Rosiglitazone, a Peroxisome Proliferator-Activated Receptor (PPAR)-gamma Agonist, Attenuates Inflammation Via NF-kappa B Inhibition in Lipopolysaccharide-Induced Peritonitis

摘要

We assessed the anti-inflammatory effect of peroxisome proliferator-activated receptor (PPAR)-gamma agonist, rosiglitazone, in a lipopolysaccharide (LPS)-induced peritonitis rat model. LPS was intraperitoneally injected into rats to establish peritonitis model. Male Sprague-Dawley (SD) rats were assigned to normal saline (the solvent of LPS), LPS, rosiglitazone plus LPS, and rosiglitazone alone. A simple peritoneal equilibrium test was performed with 20 ml 4.25 % peritoneal dialysis fluid. We measured the leukocyte count in dialysate and ultrafiltration volume. Peritoneal membrane histochemical staining was performed, and peritoneal thickness was assessed. CD40 and intercellular adhesion molecule-1 messenger RNA (ICAM-1 mRNA) levels in rat visceral peritoneum were detected by reverse transcription (RT)-PCR. IL-6 in rat peritoneal dialysis effluent was measured using enzyme-linked immunosorbent assay. The phosphorylation of NF-kappa B-p65 and I kappa B alpha was analyzed by Western blot. LPS administration resulted in increased peritoneal thickness and decreased ultrafiltration volume. Rosiglitazone pretreatment significantly decreased peritoneal thickness. In addition to CD40 and ICAM-1 mRNA expression, the IL-6, p-p65, and p-I kappa B alpha protein expressions were enhanced in LPS-administered animals.

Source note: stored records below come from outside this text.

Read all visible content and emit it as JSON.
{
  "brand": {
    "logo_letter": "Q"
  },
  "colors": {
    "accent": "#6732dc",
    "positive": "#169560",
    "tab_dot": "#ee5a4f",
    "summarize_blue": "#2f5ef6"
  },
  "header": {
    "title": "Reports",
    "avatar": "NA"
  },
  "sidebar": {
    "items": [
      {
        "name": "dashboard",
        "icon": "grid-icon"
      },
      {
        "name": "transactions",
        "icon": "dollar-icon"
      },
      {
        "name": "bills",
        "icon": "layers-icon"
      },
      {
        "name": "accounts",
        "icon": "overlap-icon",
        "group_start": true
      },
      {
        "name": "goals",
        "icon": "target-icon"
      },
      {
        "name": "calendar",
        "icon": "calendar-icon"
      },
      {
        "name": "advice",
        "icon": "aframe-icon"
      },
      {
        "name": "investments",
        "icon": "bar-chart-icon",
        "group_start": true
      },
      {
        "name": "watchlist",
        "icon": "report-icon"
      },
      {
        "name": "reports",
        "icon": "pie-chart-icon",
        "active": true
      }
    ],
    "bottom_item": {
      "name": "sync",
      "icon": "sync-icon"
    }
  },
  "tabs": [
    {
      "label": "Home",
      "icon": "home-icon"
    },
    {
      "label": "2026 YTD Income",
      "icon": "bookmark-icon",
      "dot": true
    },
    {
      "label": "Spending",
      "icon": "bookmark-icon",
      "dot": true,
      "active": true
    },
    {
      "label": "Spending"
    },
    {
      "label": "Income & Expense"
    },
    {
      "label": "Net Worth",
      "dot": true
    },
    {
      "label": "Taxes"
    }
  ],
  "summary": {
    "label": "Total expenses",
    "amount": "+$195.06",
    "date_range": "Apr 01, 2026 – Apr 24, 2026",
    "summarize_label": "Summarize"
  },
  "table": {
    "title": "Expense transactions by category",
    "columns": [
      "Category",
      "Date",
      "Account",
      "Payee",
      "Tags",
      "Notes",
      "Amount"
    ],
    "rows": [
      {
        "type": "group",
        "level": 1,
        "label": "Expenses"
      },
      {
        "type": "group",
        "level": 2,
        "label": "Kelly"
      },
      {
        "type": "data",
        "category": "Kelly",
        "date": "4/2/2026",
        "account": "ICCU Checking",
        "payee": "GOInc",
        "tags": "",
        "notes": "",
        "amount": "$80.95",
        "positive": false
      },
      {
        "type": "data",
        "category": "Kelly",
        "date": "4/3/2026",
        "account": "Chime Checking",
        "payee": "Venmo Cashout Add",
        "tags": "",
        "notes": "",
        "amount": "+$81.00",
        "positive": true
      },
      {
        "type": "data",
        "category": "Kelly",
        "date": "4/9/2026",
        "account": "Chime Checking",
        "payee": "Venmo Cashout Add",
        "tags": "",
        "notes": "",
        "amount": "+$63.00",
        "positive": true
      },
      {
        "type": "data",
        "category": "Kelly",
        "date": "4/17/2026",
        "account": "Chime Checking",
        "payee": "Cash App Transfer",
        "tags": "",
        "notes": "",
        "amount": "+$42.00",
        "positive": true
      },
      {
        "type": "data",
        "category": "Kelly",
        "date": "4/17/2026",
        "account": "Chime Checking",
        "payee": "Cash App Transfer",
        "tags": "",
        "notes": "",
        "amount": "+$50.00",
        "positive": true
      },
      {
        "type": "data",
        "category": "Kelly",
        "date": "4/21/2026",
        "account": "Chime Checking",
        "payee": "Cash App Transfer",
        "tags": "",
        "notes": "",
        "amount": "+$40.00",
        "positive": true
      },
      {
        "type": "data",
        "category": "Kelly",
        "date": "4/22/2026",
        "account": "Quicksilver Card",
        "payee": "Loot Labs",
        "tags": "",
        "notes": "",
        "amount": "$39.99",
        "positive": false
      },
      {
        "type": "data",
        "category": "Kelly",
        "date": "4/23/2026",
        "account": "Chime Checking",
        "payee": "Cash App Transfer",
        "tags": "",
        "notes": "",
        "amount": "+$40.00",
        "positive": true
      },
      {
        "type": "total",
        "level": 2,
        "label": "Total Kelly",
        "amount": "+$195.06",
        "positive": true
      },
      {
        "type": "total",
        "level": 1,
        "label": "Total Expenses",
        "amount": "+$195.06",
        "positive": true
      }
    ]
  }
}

Rosiglitazone pretreatment significantly decreased ICAM-1 mRNA upregulation, secretion of IL-6 protein, and phosphorylation of NF-kappa B-p65 and I kappa B alpha without decreasing CD40 mRNA expression. Rosiglitazone has a protective effect in peritonitis, simultaneously decreasing NF-kappa B phosphorylation, suggesting that NF-kappa B signaling pathway mediated peritoneal inflammation induced by LPS. PPAR-gamma might be considered a potential therapeutic target against peritonitis.